The line moved surprisingly quickly and we lost a lot of people who hadn’t bought their tickets before the actual day. We even managed to get seats when the train came. Our plan was to ride to L’Enfant Plaza, head to the hotel for a bio break (Phoebe had heard about some math involving the ratio of people to Porta-Potties that was scary!) and then hoof it to the Blue Gate a few blocks away. It took a lot longer to move from station to station than we had expected. The time seemed to be flying away as the starting time got closer, and we were still on the metro. Finally, the cars emptied out as we got into the District, and we made it to L’Enfant Plaza. The shortest line of the day was the one at the restroom in “L’Enfant Plaza – only four people ahead of us. Amazing!

The line for the Blue Gate was, sadly, somewhat longer. Since I’ve told the story of Heartbreak at the Blue Gate in another post, I will skip ahead to the end of the ceremony and the beginning of our attempt to get back to our hotel in Springfield, Virginia. The estimated 1.8 million people who had collected on the Mall got there over a period of several hours. In contrast, almost all of them wanted to leave within a few minutes of each other. The crowds we had seen that morning were tiny by comparison to the crowds afterward. Knowing that the system would be jammed, we made our way slowly off the grounds. We went by the Blue Gate to see what it looked like from the inside (so sad…).

Security screening stations at the Blue Gate; they were NOT working before the ceremony

This is where we were when they closed the gates. Arg...........

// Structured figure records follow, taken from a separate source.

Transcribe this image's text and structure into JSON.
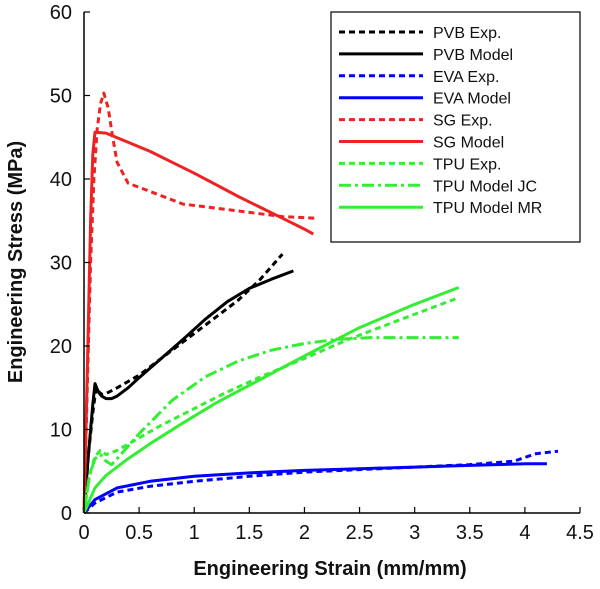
{
  "chart_data": {
    "type": "line",
    "xlabel": "Engineering Strain (mm/mm)",
    "ylabel": "Engineering Stress (MPa)",
    "xlim": [
      0,
      4.5
    ],
    "ylim": [
      0,
      60
    ],
    "xticks": [
      0,
      0.5,
      1,
      1.5,
      2,
      2.5,
      3,
      3.5,
      4,
      4.5
    ],
    "xtick_labels": [
      "0",
      "0.5",
      "1",
      "1.5",
      "2",
      "2.5",
      "3",
      "3.5",
      "4",
      "4.5"
    ],
    "yticks": [
      0,
      10,
      20,
      30,
      40,
      50,
      60
    ],
    "ytick_labels": [
      "0",
      "10",
      "20",
      "30",
      "40",
      "50",
      "60"
    ],
    "grid": false,
    "legend_position": "top-right",
    "series": [
      {
        "name": "PVB Exp.",
        "color": "#000000",
        "style": "dashed",
        "x": [
          0,
          0.04,
          0.08,
          0.11,
          0.13,
          0.16,
          0.2,
          0.3,
          0.5,
          0.8,
          1.0,
          1.2,
          1.4,
          1.6,
          1.8
        ],
        "y": [
          0,
          7,
          12,
          15,
          14.6,
          14.2,
          14.3,
          15.0,
          16.5,
          19.5,
          21.5,
          23.5,
          25.5,
          28,
          31
        ]
      },
      {
        "name": "PVB Model",
        "color": "#000000",
        "style": "solid",
        "x": [
          0,
          0.04,
          0.08,
          0.1,
          0.13,
          0.16,
          0.2,
          0.25,
          0.3,
          0.4,
          0.5,
          0.7,
          0.9,
          1.1,
          1.3,
          1.5,
          1.7,
          1.9
        ],
        "y": [
          0,
          7,
          13,
          15.5,
          14.5,
          14.0,
          13.7,
          13.7,
          14.0,
          15.0,
          16.2,
          18.5,
          20.8,
          23.2,
          25.3,
          26.9,
          28.0,
          29.0
        ]
      },
      {
        "name": "EVA Exp.",
        "color": "#0000ff",
        "style": "dashed",
        "x": [
          0,
          0.1,
          0.3,
          0.6,
          1.0,
          1.5,
          2.0,
          2.5,
          3.0,
          3.5,
          3.9,
          4.1,
          4.3
        ],
        "y": [
          0,
          1.2,
          2.5,
          3.2,
          3.8,
          4.4,
          4.9,
          5.2,
          5.5,
          5.8,
          6.2,
          7.1,
          7.4
        ]
      },
      {
        "name": "EVA Model",
        "color": "#0000ff",
        "style": "solid",
        "x": [
          0,
          0.1,
          0.3,
          0.6,
          1.0,
          1.5,
          2.0,
          2.5,
          3.0,
          3.5,
          4.0,
          4.2
        ],
        "y": [
          0,
          1.6,
          3.0,
          3.8,
          4.4,
          4.8,
          5.1,
          5.3,
          5.5,
          5.7,
          5.9,
          5.9
        ]
      },
      {
        "name": "SG Exp.",
        "color": "#ee2222",
        "style": "dashed",
        "x": [
          0,
          0.03,
          0.06,
          0.09,
          0.12,
          0.15,
          0.18,
          0.22,
          0.26,
          0.3,
          0.4,
          0.6,
          0.9,
          1.2,
          1.5,
          1.8,
          2.1
        ],
        "y": [
          0,
          15,
          30,
          40,
          46,
          49,
          50.3,
          48.5,
          45,
          42,
          39.5,
          38.5,
          37,
          36.5,
          36,
          35.5,
          35.3
        ]
      },
      {
        "name": "SG Model",
        "color": "#ee2222",
        "style": "solid",
        "x": [
          0,
          0.03,
          0.06,
          0.08,
          0.1,
          0.2,
          0.4,
          0.6,
          0.8,
          1.0,
          1.2,
          1.4,
          1.6,
          1.8,
          2.0,
          2.08
        ],
        "y": [
          0,
          17,
          35,
          43,
          45.6,
          45.5,
          44.4,
          43.3,
          42.0,
          40.7,
          39.3,
          37.9,
          36.6,
          35.3,
          34.0,
          33.4
        ]
      },
      {
        "name": "TPU Exp.",
        "color": "#33ee33",
        "style": "dashed",
        "x": [
          0,
          0.05,
          0.1,
          0.15,
          0.2,
          0.3,
          0.5,
          0.7,
          1.0,
          1.3,
          1.6,
          2.0,
          2.4,
          2.8,
          3.1,
          3.4
        ],
        "y": [
          0,
          4.5,
          6.8,
          7.5,
          7.0,
          7.5,
          9.0,
          10.5,
          12.5,
          14.5,
          16.3,
          18.5,
          20.8,
          22.8,
          24.3,
          25.8
        ]
      },
      {
        "name": "TPU Model JC",
        "color": "#33ee33",
        "style": "dashdot",
        "x": [
          0,
          0.05,
          0.1,
          0.15,
          0.2,
          0.25,
          0.3,
          0.5,
          0.8,
          1.1,
          1.4,
          1.7,
          2.0,
          2.3,
          2.6,
          3.0,
          3.4
        ],
        "y": [
          0,
          4.5,
          6.5,
          7.0,
          6.2,
          5.8,
          6.5,
          9.5,
          13.5,
          16.3,
          18.2,
          19.5,
          20.3,
          20.8,
          21.0,
          21.0,
          21.0
        ]
      },
      {
        "name": "TPU Model MR",
        "color": "#33ee33",
        "style": "solid",
        "x": [
          0,
          0.1,
          0.2,
          0.4,
          0.6,
          0.9,
          1.2,
          1.6,
          2.0,
          2.5,
          3.0,
          3.4
        ],
        "y": [
          0,
          3.0,
          4.5,
          6.5,
          8.3,
          10.8,
          13.2,
          16.0,
          18.8,
          22.2,
          25.0,
          27.0
        ]
      }
    ]
  }
}
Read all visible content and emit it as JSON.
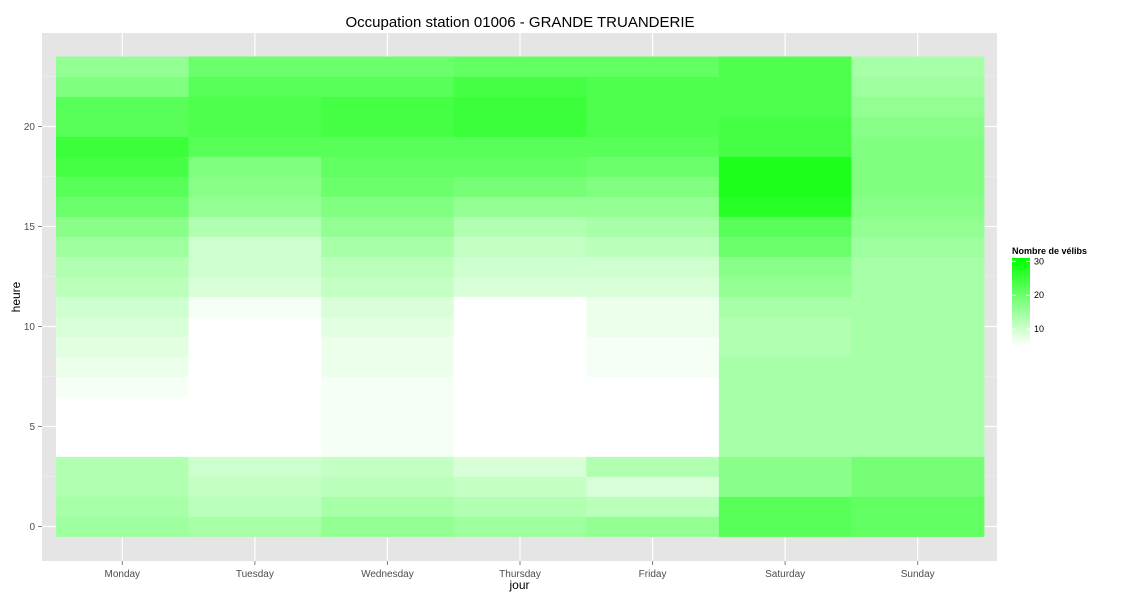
{
  "chart_data": {
    "type": "heatmap",
    "title": "Occupation station 01006 - GRANDE TRUANDERIE",
    "xlabel": "jour",
    "ylabel": "heure",
    "x_categories": [
      "Monday",
      "Tuesday",
      "Wednesday",
      "Thursday",
      "Friday",
      "Saturday",
      "Sunday"
    ],
    "y_values": [
      0,
      1,
      2,
      3,
      4,
      5,
      6,
      7,
      8,
      9,
      10,
      11,
      12,
      13,
      14,
      15,
      16,
      17,
      18,
      19,
      20,
      21,
      22,
      23
    ],
    "y_ticks": [
      0,
      5,
      10,
      15,
      20
    ],
    "ylim": [
      -0.5,
      23.5
    ],
    "grid": true,
    "legend": {
      "title": "Nombre de vélibs",
      "ticks": [
        10,
        20,
        30
      ],
      "min": 5,
      "max": 31,
      "low_color": "#ffffff",
      "high_color": "#00ff00",
      "placement": "right"
    },
    "values_by_day": {
      "Monday": [
        15,
        14,
        13,
        13,
        5,
        5,
        5,
        6,
        7,
        8,
        9,
        10,
        12,
        13,
        15,
        17,
        20,
        22,
        24,
        25,
        22,
        22,
        18,
        16
      ],
      "Tuesday": [
        14,
        12,
        11,
        10,
        3,
        3,
        3,
        3,
        4,
        4,
        5,
        6,
        9,
        10,
        10,
        13,
        16,
        17,
        18,
        22,
        23,
        23,
        22,
        20
      ],
      "Wednesday": [
        16,
        14,
        12,
        11,
        6,
        6,
        6,
        6,
        7,
        7,
        8,
        9,
        11,
        12,
        14,
        16,
        18,
        20,
        21,
        22,
        24,
        24,
        22,
        20
      ],
      "Thursday": [
        15,
        13,
        11,
        9,
        2,
        0,
        0,
        2,
        3,
        3,
        5,
        5,
        9,
        10,
        11,
        13,
        16,
        19,
        21,
        22,
        25,
        25,
        24,
        21
      ],
      "Friday": [
        16,
        12,
        9,
        13,
        4,
        5,
        5,
        5,
        6,
        6,
        7,
        7,
        9,
        10,
        12,
        14,
        16,
        18,
        20,
        22,
        23,
        23,
        23,
        21
      ],
      "Saturday": [
        22,
        22,
        17,
        17,
        14,
        14,
        14,
        14,
        14,
        13,
        13,
        14,
        16,
        17,
        20,
        22,
        27,
        28,
        28,
        24,
        24,
        23,
        23,
        23
      ],
      "Sunday": [
        21,
        21,
        19,
        19,
        14,
        14,
        14,
        14,
        14,
        14,
        14,
        14,
        14,
        14,
        15,
        16,
        17,
        18,
        18,
        18,
        17,
        16,
        15,
        14
      ]
    }
  }
}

We sat for a while and watched as thousands of people walked by. And then we started to make our way toward L’Enfant Plaza metro station. The first bulge we met was a few blocks from the Federal Center station. We heard that it was closed. There was no way to confirm many of the things we heard during the day, but certainly the large number of people who had been moving in the direction of Federal Center stopped moving. We made our way to the edge of the crowd and tried to head south to get as far away from the Mall as we could and then head west toward L’Enfant plaza. The strategy seemed to be working, as the crowd had thinned slightly (left). But as we turned the corner leading to L’Enfant Plaza, we were amazed to see the steps to the plaza completely jammed with people (right).

Crowd at HUD leaving the Inauguration Amazing mass of people waiting to get into L'Enfant Plaza metro station

In yet another example of the spirit of the day, there was little movement in the crowd, no pushing and shoving, people just there waiting to file into the metro station.

Thousands of people, one police officerThere was one police (or security) officer on the deck who was trying to keep people informed of what was going on, and telling stories to the crowd – “I’ve lived here 15 years and I’ve never seen anything this amazing…” What a human way to keep everyone connected and caring.

At this point, however, it was clear to Phoebe and me that the Metro was not going to be the way to go for quite some time. How then, to get out of the District? We walked!